Without her voice, Bridget will have to get out of her comfort zone and find a new way to shine. Good thing she is unstoppable!
Wren Martin Ruins It All by Amanda DeWitt (Fall 2023, no cover yet)
Now that Wren Martin is student council president (on a technicality, but hey, it counts) he’s got it all figured out. His first order of business: abolish his school’s annual Valentine’s Day Dance, a drain on the school’s resources and general social nightmare—especially when you’re asexual. His greatest opponent: Leo Reyes, vice president and all-around annoyingly perfect student, who has a solution to Wren’s problem with the budget. A sponsorship from Lovr, the anonymous dating app that’s swept the nation. The theme: 21st Century Masquerade. Suddenly, Wren’s plan for a dance-less senior year has turned into heading the biggest dance Rapture High has ever seen. He’s even secretly signed up for the app, just to start a list of grievances for the student council advisor.
When Wren accidentally starts up a conversation with one of his matches, who was forced to join the app by meddling friends, he realizes that things might be getting a little out of his control. He never meant to like his anonymous match, nicknamed Lovr Boy, and he certainly didn’t mean to develop a crush on him.
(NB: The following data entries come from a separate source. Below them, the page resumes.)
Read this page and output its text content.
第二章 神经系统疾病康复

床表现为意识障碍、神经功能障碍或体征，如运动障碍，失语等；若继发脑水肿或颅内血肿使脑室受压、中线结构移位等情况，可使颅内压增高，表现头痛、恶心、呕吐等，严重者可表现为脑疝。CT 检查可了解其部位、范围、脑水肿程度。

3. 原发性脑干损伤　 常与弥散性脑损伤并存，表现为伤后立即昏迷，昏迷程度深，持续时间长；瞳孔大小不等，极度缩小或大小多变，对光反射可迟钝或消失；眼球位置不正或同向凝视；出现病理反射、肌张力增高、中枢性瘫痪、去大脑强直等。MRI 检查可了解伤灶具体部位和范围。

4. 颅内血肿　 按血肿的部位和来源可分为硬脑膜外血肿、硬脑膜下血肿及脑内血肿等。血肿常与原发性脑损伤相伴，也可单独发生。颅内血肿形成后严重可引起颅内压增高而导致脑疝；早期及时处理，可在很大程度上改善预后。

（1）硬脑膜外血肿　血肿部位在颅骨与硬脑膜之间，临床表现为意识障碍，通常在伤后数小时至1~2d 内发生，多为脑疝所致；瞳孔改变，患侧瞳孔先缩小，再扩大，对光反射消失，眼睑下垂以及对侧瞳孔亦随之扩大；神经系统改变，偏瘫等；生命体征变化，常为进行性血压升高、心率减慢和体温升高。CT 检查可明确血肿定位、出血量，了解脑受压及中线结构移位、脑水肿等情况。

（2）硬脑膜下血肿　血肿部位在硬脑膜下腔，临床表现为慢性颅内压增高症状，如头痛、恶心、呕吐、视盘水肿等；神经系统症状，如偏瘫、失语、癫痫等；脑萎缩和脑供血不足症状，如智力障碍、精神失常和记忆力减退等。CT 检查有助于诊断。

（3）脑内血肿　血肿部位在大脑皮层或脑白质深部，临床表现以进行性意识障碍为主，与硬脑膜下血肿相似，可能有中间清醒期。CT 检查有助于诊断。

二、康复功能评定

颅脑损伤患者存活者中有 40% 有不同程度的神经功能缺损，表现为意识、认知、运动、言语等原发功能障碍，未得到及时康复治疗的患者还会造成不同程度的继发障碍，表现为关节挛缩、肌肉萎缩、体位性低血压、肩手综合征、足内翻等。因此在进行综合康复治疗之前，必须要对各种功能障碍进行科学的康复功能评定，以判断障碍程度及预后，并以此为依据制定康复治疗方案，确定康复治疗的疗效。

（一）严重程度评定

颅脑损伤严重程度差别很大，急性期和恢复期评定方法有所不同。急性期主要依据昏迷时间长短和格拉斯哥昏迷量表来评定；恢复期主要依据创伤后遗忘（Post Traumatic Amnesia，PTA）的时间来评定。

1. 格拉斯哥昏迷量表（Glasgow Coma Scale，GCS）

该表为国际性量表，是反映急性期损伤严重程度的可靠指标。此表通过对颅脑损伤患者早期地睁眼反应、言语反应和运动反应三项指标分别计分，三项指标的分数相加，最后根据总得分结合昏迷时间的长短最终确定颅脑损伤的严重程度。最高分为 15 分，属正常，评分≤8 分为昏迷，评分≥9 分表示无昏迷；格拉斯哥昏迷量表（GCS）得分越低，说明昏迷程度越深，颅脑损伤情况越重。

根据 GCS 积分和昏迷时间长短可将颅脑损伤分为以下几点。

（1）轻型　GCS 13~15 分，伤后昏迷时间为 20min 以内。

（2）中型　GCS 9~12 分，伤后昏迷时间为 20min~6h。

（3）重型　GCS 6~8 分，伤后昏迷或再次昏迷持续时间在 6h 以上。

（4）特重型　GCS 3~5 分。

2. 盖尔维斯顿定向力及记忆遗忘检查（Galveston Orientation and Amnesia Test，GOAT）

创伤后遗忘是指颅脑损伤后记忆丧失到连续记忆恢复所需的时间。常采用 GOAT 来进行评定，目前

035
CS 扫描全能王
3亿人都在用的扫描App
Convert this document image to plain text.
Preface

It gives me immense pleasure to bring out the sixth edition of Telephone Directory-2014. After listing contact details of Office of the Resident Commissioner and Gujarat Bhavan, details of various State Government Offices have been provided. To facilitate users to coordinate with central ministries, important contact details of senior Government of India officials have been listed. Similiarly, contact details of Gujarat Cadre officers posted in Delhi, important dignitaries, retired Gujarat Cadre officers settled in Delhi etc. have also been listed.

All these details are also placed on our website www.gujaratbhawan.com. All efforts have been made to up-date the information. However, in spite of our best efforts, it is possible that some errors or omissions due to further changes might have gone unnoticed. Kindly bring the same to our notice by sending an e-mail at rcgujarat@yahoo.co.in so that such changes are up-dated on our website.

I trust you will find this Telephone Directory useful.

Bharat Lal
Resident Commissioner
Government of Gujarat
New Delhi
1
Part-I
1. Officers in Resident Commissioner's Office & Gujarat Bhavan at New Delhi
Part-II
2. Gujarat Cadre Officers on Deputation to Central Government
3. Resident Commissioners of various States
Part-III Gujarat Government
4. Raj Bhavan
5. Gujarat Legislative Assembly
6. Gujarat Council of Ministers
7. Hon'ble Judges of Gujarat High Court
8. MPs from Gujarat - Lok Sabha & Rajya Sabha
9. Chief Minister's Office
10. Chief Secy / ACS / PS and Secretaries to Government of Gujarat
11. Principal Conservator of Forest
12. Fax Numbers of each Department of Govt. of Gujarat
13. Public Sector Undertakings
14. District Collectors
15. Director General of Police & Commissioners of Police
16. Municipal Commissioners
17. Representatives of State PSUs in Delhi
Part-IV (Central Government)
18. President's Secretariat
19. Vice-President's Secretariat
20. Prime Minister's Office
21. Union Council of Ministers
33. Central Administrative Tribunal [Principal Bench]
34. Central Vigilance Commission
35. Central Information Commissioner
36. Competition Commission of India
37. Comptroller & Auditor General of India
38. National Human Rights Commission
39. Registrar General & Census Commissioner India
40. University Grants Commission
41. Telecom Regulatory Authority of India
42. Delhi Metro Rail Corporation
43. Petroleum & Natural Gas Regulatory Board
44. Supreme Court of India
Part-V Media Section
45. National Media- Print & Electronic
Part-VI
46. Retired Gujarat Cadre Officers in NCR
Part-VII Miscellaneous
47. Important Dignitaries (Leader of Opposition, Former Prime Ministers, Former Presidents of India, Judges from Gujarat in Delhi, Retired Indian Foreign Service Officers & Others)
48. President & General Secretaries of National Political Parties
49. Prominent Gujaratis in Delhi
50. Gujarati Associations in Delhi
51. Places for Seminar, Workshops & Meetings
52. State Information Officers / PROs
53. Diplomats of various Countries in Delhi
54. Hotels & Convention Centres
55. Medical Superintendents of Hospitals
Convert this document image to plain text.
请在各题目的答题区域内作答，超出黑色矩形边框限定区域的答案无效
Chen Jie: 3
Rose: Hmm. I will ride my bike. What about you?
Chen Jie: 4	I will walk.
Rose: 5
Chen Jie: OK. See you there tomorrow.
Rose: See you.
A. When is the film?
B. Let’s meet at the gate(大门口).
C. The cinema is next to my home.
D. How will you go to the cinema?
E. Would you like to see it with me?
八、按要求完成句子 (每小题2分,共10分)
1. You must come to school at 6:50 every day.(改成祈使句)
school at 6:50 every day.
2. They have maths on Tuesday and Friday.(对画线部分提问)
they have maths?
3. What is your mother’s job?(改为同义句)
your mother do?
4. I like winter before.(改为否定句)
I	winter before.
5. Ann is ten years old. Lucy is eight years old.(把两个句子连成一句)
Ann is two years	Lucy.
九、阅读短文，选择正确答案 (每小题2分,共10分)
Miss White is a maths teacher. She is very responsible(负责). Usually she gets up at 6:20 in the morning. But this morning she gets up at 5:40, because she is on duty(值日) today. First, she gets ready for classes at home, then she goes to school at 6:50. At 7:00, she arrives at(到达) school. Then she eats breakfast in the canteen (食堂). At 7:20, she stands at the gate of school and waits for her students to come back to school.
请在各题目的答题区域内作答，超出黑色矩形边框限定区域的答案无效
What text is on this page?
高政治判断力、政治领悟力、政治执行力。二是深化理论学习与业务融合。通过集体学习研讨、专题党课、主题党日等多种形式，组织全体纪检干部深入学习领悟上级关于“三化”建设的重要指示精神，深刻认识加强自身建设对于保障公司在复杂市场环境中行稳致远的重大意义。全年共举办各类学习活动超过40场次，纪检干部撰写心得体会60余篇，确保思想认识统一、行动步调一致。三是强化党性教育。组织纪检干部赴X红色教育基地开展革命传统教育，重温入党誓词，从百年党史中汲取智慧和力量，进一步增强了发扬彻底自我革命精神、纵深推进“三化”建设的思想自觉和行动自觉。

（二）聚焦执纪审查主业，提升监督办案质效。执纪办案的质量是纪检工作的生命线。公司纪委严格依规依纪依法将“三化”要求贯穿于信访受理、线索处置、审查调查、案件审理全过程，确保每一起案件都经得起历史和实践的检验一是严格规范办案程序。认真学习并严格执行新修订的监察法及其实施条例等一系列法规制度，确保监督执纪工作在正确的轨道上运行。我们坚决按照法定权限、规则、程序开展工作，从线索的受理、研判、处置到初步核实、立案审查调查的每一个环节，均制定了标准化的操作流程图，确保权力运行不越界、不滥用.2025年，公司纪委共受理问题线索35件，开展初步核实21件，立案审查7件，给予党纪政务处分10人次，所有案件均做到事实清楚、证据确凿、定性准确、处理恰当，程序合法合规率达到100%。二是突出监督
Wren decided a long time ago that dating while asexual wasn’t worth the hassle, but the anonimity of the app has made things more complicated, not less, when it gives him permission to start catching feelings he always avoided before. The Valentine’s Day Dance is rapidly approaching, and Wren isn’t sure what will kill him first: the dance, his love life, or the growing realization that Leo’s perfect life might not be so perfect after all.